Fed’s Bowman urges return to regulatory tailoring

Federal Reserve Governor Michelle Bowman said today that she worried that “an overbroad application” of bank requirements could become a characteristic of future regulatory reforms, pointing to the proposed capital requirements as one example of the trend. During a speech to the South Carolina Bankers Association, Bowman called for a renewed commitment to the Fed’s congressionally mandated obligation to tailor regulation to institution size, saying that such a focus “helps us avoid the impulse to simply crank regulatory dials to their highest level for all firms.”

As an example, Bowman pointed to an interagency proposal to implement the Basel III “endgame.” The governor said that bankers have voiced concerns that the proposed capital requirements would be significantly higher than stakeholders anticipated, and that it would largely “flatten” the regulatory requirements for all banks over $100 billion, creating a severe cliff effect for firms approaching or crossing that threshold.
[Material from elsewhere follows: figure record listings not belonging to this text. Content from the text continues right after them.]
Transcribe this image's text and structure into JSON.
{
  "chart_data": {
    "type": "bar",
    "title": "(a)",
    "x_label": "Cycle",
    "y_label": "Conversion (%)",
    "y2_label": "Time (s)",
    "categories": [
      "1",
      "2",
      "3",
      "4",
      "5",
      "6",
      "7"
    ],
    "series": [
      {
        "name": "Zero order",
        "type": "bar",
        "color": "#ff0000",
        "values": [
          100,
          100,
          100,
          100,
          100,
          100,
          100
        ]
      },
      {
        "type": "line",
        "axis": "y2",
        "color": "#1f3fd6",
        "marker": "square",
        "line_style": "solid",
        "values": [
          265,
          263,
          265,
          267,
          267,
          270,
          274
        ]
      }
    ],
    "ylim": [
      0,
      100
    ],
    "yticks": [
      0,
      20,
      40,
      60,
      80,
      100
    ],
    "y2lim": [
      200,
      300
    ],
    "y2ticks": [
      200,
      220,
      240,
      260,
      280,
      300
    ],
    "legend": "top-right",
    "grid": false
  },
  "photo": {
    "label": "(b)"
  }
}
“While the capital proposal does not directly apply to regional and community banks, all banks are affected when policymakers shift away from or deemphasize tailoring,” Bowman said. “When we fail to recognize fundamental differences among firms, there is a strong temptation to continually push down requirements designed and calibrated for larger and more complex banks, to smaller and less complex banks that cannot reasonably be expected to comply with these standards. As we look to the future and the anticipated regulatory agenda for 2024, the critical role of tailoring must be incorporated as a foundational element of these regulatory reforms.”